大数据智能综合训练编程题(Spark、RDD、Hadoop)
做题准备
环境准备
做题前需要安装好spark环境,以及python环境,当然有个Hadoop环境更好了,
环境搭建参考链接:spark环境,hadoop集群搭建
知识储备
- 熟练掌握python基础语法及编程训练
- 熟悉spark rdd编程
- 了解Scala基础知识
题目一:全校2018级学生名单分析
1、使用RDD编程的方式,找到自己的那一行信息
编写spark脚本
from pyspark import SparkConf, SparkContext
import sys
cf = SparkConf() # 创建SparkConf对象
cf.setMaster("local")
cf.setAppName("my-book-tongji")
sc = SparkContext(conf = cf)
rdd1 = sc.textFile("file://"+sys.argv[1]) #将传递给脚本的第一个参数作为路径
rdd2 = rdd1.map(lambda x:x.split(",")) # 分割数据
rdd3 = rdd2.filter(lambda x:("哇" in x[6])) # 通过filter筛选出满足函数的元素,并返回一个新的RDD(数据集)
names = rdd3.collect()
print("===================================================")
print("输出结果:")
print(names)
print("===================================================\n")
通过以下命令使用spark运行脚本
./spark-submit /home/user/tasks/one.py /caifl/spark/data/stuinfo/
最终输出结果:
2、按照学院分组,统计每个学院的学生数量,并排序。
编写spark脚本
from pyspark import SparkConf, SparkContext
import sys
from operator import add
conf = SparkConf().setMaster('local').setAppName('Grouping') # 创建SparkConf对象
sc = SparkContext(conf=conf) # 创建SparkContext对象
rdd1 = sc.textFile("file:///caifl/spark/data/stuinfo") # 读取数据
rdd2 = rdd1.map(lambda x: x.split(",")) # 分割数据
rdd3 = rdd2.map(lambda x: [x[2]]) # map提取学院,因为给的数据已经对学院进行分类了。
rdd3.foreach(print) # 输出测试
rdd4 = rdd3.map(lambda x: [x[0], 1]) # 新建个两个元素列表的RDD
rdd5 = rdd4.reduceByKey(lambda a, b: a + b) # 对rdd4的键值对进行聚合及相加
list = rdd5.sortBy(lambda a: a[1], False).collect() # 根据大小进行排序
print("=====================================================")
print("输出结果:")
print(list)
print("=====================================================")
sc.stop()
结果输出显示
3、按照学员分组,再按照性别分组统计每个学院的男女生占比。
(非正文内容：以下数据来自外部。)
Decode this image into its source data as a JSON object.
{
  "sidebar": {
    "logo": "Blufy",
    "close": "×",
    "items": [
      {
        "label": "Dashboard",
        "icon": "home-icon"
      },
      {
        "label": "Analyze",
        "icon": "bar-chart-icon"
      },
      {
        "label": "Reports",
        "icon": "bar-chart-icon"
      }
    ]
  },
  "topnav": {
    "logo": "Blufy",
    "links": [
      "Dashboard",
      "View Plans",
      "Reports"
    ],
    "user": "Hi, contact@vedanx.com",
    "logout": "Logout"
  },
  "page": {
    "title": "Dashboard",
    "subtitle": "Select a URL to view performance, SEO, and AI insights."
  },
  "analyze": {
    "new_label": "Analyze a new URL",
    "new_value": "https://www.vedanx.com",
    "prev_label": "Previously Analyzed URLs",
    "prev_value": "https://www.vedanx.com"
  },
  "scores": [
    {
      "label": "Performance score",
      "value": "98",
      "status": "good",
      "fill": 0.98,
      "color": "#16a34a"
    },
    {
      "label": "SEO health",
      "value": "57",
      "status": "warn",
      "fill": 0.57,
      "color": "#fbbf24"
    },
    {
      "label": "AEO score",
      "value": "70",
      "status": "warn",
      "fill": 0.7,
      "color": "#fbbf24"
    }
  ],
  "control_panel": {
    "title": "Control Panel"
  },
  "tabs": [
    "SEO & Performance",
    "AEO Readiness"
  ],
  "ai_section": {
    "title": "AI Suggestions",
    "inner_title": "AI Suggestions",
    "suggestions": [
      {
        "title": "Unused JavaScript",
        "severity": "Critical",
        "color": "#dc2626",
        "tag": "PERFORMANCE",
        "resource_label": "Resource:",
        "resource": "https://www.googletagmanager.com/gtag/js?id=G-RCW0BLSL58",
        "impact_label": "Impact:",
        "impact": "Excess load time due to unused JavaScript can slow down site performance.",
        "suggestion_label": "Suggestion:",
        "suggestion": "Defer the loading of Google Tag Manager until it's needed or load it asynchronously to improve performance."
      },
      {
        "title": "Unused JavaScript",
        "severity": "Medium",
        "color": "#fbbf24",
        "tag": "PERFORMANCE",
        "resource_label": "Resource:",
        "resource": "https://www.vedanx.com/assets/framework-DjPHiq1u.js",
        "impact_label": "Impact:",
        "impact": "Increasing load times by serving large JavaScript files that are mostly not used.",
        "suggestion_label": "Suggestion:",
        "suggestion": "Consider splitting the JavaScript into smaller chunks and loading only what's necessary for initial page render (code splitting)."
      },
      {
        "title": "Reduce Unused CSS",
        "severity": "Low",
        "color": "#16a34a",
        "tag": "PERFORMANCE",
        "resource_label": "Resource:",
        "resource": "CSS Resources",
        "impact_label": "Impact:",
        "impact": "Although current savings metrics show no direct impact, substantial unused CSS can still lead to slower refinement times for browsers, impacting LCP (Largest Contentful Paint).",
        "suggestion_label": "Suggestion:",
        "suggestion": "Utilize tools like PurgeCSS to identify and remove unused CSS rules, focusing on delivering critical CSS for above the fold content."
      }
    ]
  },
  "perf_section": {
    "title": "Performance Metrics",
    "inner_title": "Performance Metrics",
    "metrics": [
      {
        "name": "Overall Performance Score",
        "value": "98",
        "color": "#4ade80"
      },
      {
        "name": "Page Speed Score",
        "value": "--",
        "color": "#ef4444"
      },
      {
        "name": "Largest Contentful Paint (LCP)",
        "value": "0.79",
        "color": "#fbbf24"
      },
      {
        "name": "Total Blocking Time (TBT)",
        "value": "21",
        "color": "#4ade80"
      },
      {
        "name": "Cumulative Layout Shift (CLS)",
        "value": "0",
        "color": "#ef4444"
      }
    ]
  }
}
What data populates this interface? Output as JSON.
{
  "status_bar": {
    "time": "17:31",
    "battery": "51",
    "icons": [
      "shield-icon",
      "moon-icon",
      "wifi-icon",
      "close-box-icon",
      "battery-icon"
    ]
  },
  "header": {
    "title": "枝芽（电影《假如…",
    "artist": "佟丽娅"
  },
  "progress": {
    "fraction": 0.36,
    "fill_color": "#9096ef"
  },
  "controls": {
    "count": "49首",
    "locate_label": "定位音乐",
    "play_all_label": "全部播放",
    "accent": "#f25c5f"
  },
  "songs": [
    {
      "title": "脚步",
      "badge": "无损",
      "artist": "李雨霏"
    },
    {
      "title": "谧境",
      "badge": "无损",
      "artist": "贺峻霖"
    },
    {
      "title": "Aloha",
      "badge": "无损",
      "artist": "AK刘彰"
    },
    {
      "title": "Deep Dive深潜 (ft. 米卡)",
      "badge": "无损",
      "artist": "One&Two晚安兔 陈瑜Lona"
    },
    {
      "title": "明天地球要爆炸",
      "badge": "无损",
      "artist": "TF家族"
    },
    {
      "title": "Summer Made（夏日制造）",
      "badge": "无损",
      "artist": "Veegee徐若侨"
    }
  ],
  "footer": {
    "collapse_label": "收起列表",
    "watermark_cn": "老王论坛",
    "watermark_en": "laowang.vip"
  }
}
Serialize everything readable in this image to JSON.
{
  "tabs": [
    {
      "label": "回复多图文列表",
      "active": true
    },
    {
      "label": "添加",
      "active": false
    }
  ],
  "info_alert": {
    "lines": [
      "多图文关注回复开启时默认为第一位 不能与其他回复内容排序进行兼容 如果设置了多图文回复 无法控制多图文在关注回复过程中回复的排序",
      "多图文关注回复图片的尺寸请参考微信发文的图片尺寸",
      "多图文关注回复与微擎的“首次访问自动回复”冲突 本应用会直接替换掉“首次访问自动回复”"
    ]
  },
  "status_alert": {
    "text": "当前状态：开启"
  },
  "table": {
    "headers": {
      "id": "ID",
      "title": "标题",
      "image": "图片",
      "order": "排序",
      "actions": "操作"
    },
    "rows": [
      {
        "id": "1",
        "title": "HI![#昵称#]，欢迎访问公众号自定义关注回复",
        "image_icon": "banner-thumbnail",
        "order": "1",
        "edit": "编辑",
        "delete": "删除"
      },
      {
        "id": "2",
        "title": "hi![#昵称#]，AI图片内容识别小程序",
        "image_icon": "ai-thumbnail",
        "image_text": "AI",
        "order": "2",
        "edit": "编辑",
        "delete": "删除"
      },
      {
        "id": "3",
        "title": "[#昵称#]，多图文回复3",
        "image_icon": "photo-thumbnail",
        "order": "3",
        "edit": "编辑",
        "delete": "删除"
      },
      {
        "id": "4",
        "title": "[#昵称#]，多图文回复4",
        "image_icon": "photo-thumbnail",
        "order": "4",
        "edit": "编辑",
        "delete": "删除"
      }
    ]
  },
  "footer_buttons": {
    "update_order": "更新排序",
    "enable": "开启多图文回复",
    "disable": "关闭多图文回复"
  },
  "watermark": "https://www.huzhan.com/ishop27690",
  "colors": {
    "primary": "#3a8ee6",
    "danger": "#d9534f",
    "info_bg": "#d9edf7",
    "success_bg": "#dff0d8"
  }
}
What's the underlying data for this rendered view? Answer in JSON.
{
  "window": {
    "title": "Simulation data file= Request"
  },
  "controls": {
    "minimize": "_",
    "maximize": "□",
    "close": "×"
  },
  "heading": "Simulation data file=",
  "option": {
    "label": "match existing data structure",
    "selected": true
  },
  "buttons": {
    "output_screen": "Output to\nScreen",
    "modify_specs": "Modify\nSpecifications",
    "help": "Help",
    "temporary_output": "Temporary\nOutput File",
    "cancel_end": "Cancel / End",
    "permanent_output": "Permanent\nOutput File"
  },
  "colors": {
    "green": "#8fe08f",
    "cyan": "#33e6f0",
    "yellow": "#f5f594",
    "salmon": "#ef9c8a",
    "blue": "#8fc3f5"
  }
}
(不包含不在校的学生)
注:排除了“在校”学生以外的所有学生,只对"在校"学生进行筛选
编写脚本:
from pyspark import SparkConf, SparkContext
conf = SparkConf().setMaster('local').setAppName('Grouping') # 创建SparkConf对象
sc = SparkContext(conf=conf) # 创建SparkContext对象
rdd1 = sc.textFile("file:///caifl/spark/data/stuinfo") # 读取数据
rdd2 = rdd1.map(lambda x: x.split(",")) # 分割数据
rdd_xueyuan = rdd2.groupBy(lambda t: t[2]) # 根据学院对数据进行分类
print("================输出学院分类测试===================")
rdd_xueyuan.foreach(print) # 输出学院分类测试
list1 = rdd_xueyuan.collect()
print(list1)
# rdd_xueyuan_total = rdd_xueyuan.map(lambda t: (t[0], len(list(t[1]))))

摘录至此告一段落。